Composite material can both suppress and enhance a body’s heat loss depending on which way round it is
A novel material could allow the creation of clothing that can keep you warm if worn one way round, but cool you down if it’s turned inside out.
In the US, heating and air conditioning account for 12% of total energy consumption. In the developing world, extreme heat and cold often prove fatal. Clothing provides a simple alternative for regulating body temperature, but traditional textiles’ properties are constant, whereas the weather can quickly change dramatically.
A warm body always emits infrared radiation. Depending on conditions, this accounts for between 40% and 60% of human heat loss. A material designed to cool the body should enhance this emission, whereas one designed to keep it warm should suppress it.
Researchers at Stanford University in the US have created a bilayer material comprising a micrometre-scale sheet of carbon, which emits radiation effectively, coupled with a copper layer, which is a very poor emitter. They covered each side of this bilayer with the breathable polymer nanoporous polyethylene, which is transparent to infrared radiation. The polymer above the copper is only half as thick as that covering the carbon. When the metallic side faces a warm surface such as skin, therefore, the heat readily travels through the thin polymer to the bilayer by conduction, passes through the metal to the carbon and is emitted to the surroundings. If the material is turned around, however, the thicker polymer hinders conduction, and the heat that does reach the bilayer is emitted much less readily by the metal surface.
The researchers studied the temperature of a synthetic skin sample when it was left bare, covered with a sweatshirt and covered with their material.
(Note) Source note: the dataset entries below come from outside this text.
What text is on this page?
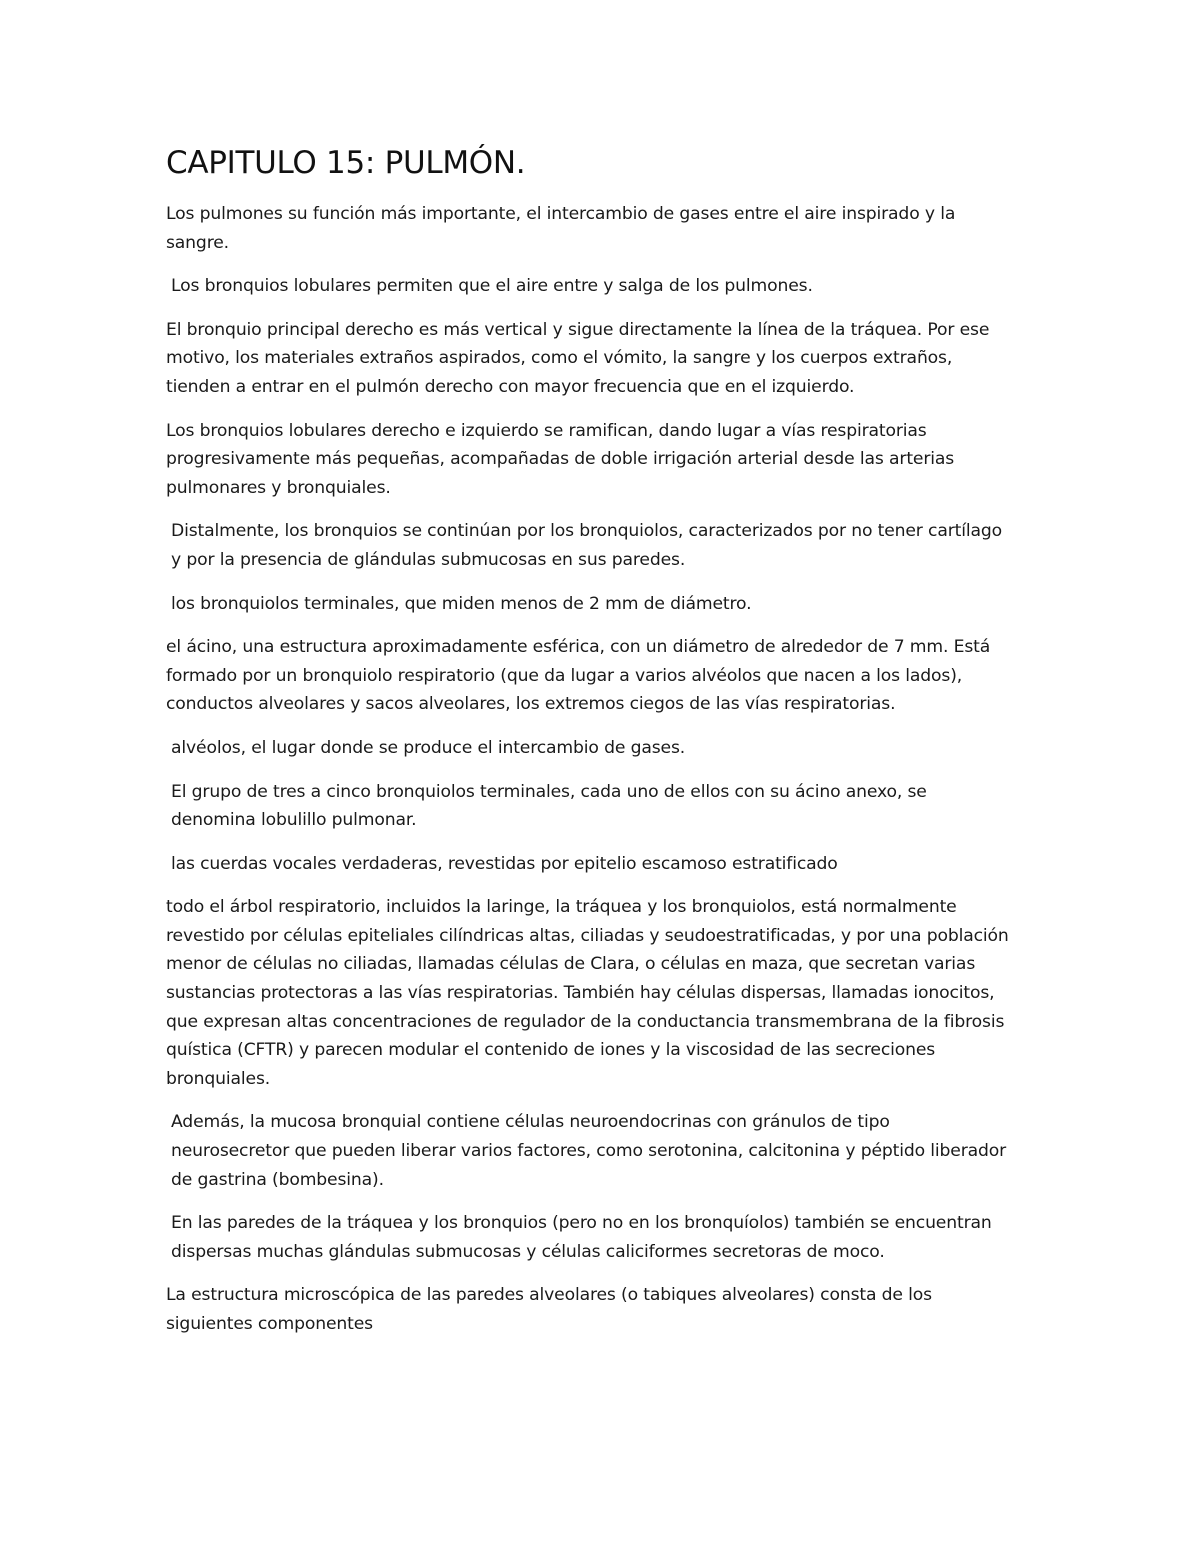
CAPITULO 15: PULMÓN.

Los pulmones su función más importante, el intercambio de gases entre el aire inspirado y la
sangre.

Los bronquios lobulares permiten que el aire entre y salga de los pulmones.

El bronquio principal derecho es más vertical y sigue directamente la línea de la tráquea. Por ese
motivo, los materiales extraños aspirados, como el vómito, la sangre y los cuerpos extraños,
tienden a entrar en el pulmón derecho con mayor frecuencia que en el izquierdo.

Los bronquios lobulares derecho e izquierdo se ramifican, dando lugar a vías respiratorias
progresivamente más pequeñas, acompañadas de doble irrigación arterial desde las arterias
pulmonares y bronquiales.

Distalmente, los bronquios se continúan por los bronquiolos, caracterizados por no tener cartílago
y por la presencia de glándulas submucosas en sus paredes.

los bronquiolos terminales, que miden menos de 2 mm de diámetro.

el ácino, una estructura aproximadamente esférica, con un diámetro de alrededor de 7 mm. Está
formado por un bronquiolo respiratorio (que da lugar a varios alvéolos que nacen a los lados),
conductos alveolares y sacos alveolares, los extremos ciegos de las vías respiratorias.

alvéolos, el lugar donde se produce el intercambio de gases.

El grupo de tres a cinco bronquiolos terminales, cada uno de ellos con su ácino anexo, se
denomina lobulillo pulmonar.

las cuerdas vocales verdaderas, revestidas por epitelio escamoso estratificado

todo el árbol respiratorio, incluidos la laringe, la tráquea y los bronquiolos, está normalmente
revestido por células epiteliales cilíndricas altas, ciliadas y seudoestratificadas, y por una población
menor de células no ciliadas, llamadas células de Clara, o células en maza, que secretan varias
sustancias protectoras a las vías respiratorias. También hay células dispersas, llamadas ionocitos,
que expresan altas concentraciones de regulador de la conductancia transmembrana de la fibrosis
quística (CFTR) y parecen modular el contenido de iones y la viscosidad de las secreciones
bronquiales.

Además, la mucosa bronquial contiene células neuroendocrinas con gránulos de tipo
neurosecretor que pueden liberar varios factores, como serotonina, calcitonina y péptido liberador
de gastrina (bombesina).

En las paredes de la tráquea y los bronquios (pero no en los bronquíolos) también se encuentran
dispersas muchas glándulas submucosas y células caliciformes secretoras de moco.

La estructura microscópica de las paredes alveolares (o tabiques alveolares) consta de los
siguientes componentes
In the warm mode, their material kept the skin warmer than the sweatshirt; in the cool mode, it let the skin cool almost as well as bare skin. ‘The next step is for us to make this concept into a fibre structure so that these fibres can be woven together to make a textile that people will feel comfortable to wear,’ says principal investigator Yi Cui.
‘It’s a nice conceptual idea,’ says Svetlana Boriskina of the Massachusetts Institute of Technology, US, who explains that the group has previously unveiled separate materials designed for heating and cooling. ‘I don’t think this nanoPE material is quite as comfortable as traditional textiles,’ she says, ‘but that can probably be improved in the future. What’s important is the demonstration that it’s possible to put these two functionalities together.’